CINCINNATI -- Cincinnati Bengals offensive coordinator Bill Lazor said he understood why rookie Joe Mixon was frustrated about his lack of carries in the second half of their loss to the Steelers on Sunday.
The Bengals only had 19 yards of offense in the second half, and two drives ended in turnovers. Lazor broke down why Mixon didn't have a second-half carry and why the Bengals stopped running the ball in the 29-14 loss:
"There were a couple reasons I think. If you look at how those series went, first of all, we were three-and-out, interception, interception, three-and-out," he said. "So when you have a 51-play game, no one gets it enough. And there were a couple plays we chose to put someone else in for particular things and it had nothing to do with Joe, it worked out that way.
"And there were some plays where Joe was in the game and the defense they chose to play got us to pass on some run-pass options and that's always part of the game. And then we get to that point in the game where it's a passing game to try to catch up to win the game, because at some point, the key is to win the game, you don't worry about how you do it, it's just win the game ...
"But I think if you look at the last drive of the first half, the first drive of the second half, what they did a little more in the second half -- first of all, they have a great scheme. The coaches and players in Pittsburgh know their scheme very well. I can't think of anything they did in the game that they haven't done at some point. It's their defense, it's what they do. What they did in the second half, they did in the first half ...
"For example, we had a second-and-9 in the first half, we had three wide receivers in the game and they left their base defense in the game. We threw a completion to [Brandon] LaFell. Really that was probably the thing they leaned on more in the second half, so that takes you out of some of your run game when you have three receivers in, so that's a little bit of what got into the run-pass decisions ...
"At the same time, when they left two safeties in the game and base defense, we had three wide receivers, we didn't hurt them. When Cleveland did it, we hurt them. So when you look at the whole thing, the game goes back and forth in matchups and sometimes you say hey, we're going to do this so what's their counter going to be and back-and-forth and when we had some of the situations where we felt we had matchups that OK, let's take advantage of it in our favor, we didn't hurt them. Hey, hats off to them, they were able to do it with their big guys on the field ...
"So yeah when you think five straight series were either three-and-out or an interception. So really that's where I thought offensively we let go of the rope a little bit. We were pulling and tugging in that tug of war in the first half ...
"When we got the ball with 1:50 and three timeouts, I think that's what it was, I said hey we were far back but shoot, we've got three timeouts, we've got a veteran crew, we can move the ball down there. And when we failed on that drive, that just started it...

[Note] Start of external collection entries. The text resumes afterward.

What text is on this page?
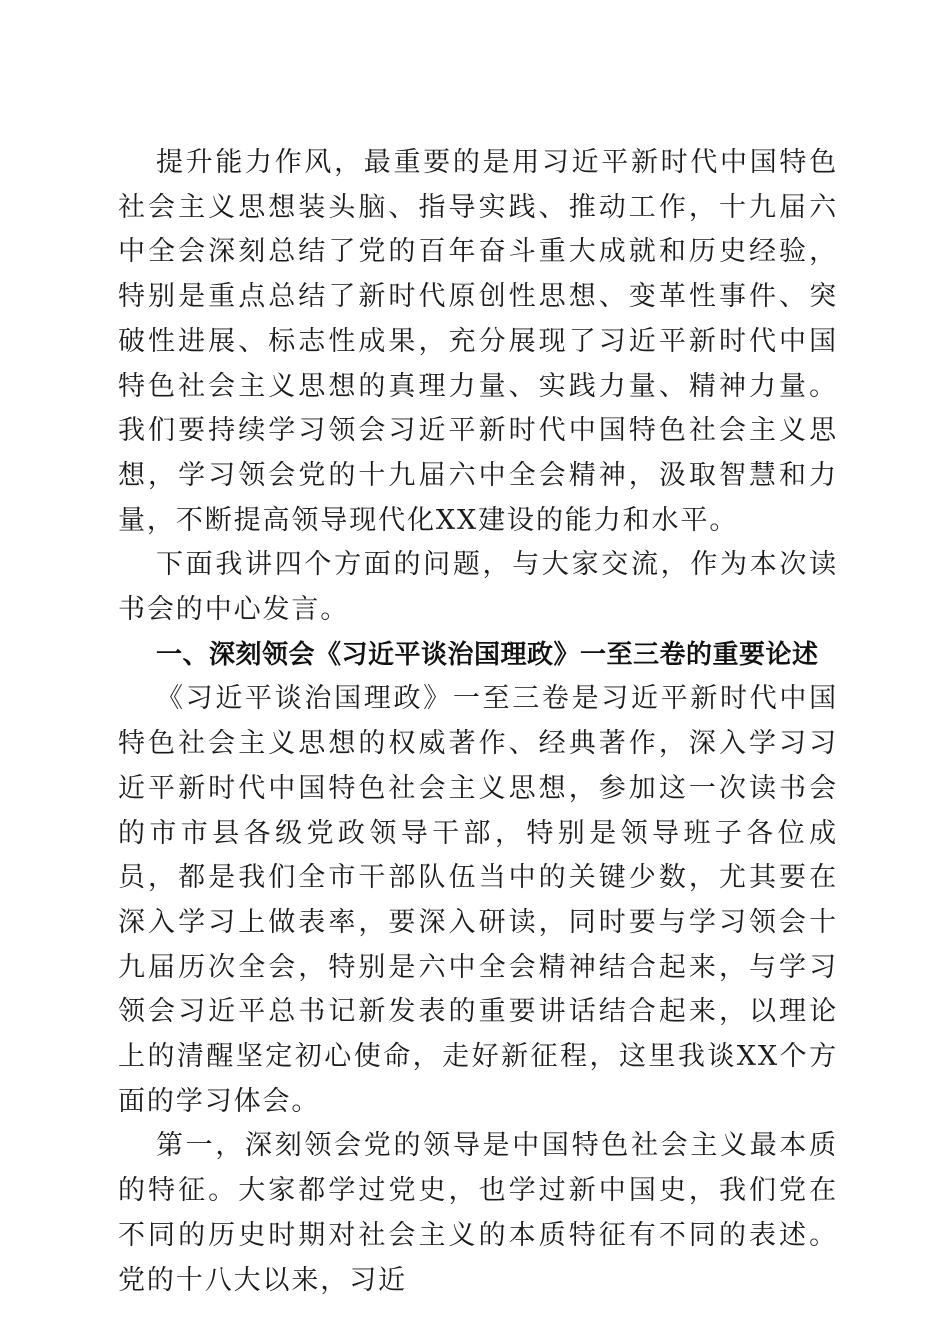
提升能力作风，最重要的是用习近平新时代中国特色社会主义思想装头脑、指导实践、推动工作，十九届六中全会深刻总结了党的百年奋斗重大成就和历史经验，特别是重点总结了新时代原创性思想、变革性事件、突破性进展、标志性成果，充分展现了习近平新时代中国特色社会主义思想的真理力量、实践力量、精神力量。我们要持续学习领会习近平新时代中国特色社会主义思想，学习领会党的十九届六中全会精神，汲取智慧和力量，不断提高领导现代化XX建设的能力和水平。

下面我讲四个方面的问题，与大家交流，作为本次读书会的中心发言。

一、深刻领会《习近平谈治国理政》一至三卷的重要论述

《习近平谈治国理政》一至三卷是习近平新时代中国特色社会主义思想的权威著作、经典著作，深入学习习近平新时代中国特色社会主义思想，参加这一次读书会的市市县各级党政领导干部，特别是领导班子各位成员，都是我们全市干部队伍当中的关键少数，尤其要在深入学习上做表率，要深入研读，同时要与学习领会十九届历次全会，特别是六中全会精神结合起来，与学习领会习近平总书记新发表的重要讲话结合起来，以理论上的清醒坚定初心使命，走好新征程，这里我谈XX个方面的学习体会。

第一，深刻领会党的领导是中国特色社会主义最本质的特征。大家都学过党史，也学过新中国史，我们党在不同的历史时期对社会主义的本质特征有不同的表述。党的十八大以来，习近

"And then I think in the second half, the first play was a pass versus their base defense, incomplete, the second play was a run for one, we didn't convert the third down, so it's a three and out. A run with (Giovani Bernard) for eight (yards), an intercept. So that's two drives. The next drive, play-action, play-action, and then I think Joe was in the game and some things got to passes and I think he caught a couple of them, if I remember correctly, intercept. And three and out ...
"So you just hit that part of the game where no one's happy with it. And you know, and you may not be aware of it, but in the last two games that we won somewhere between probably two and five of our skill position players were probably pissed at me after the game. ... If we dress three tight ends, three running backs and five wide receivers ... but it's just the fact. That's NFL football. Not everyone is going to be happy with their touches all the time. And I've done it before, so I understand. Some guys handle it better than others, some of them it shows by the look on their face, some of them by their body language, you can tell. It's not the first time."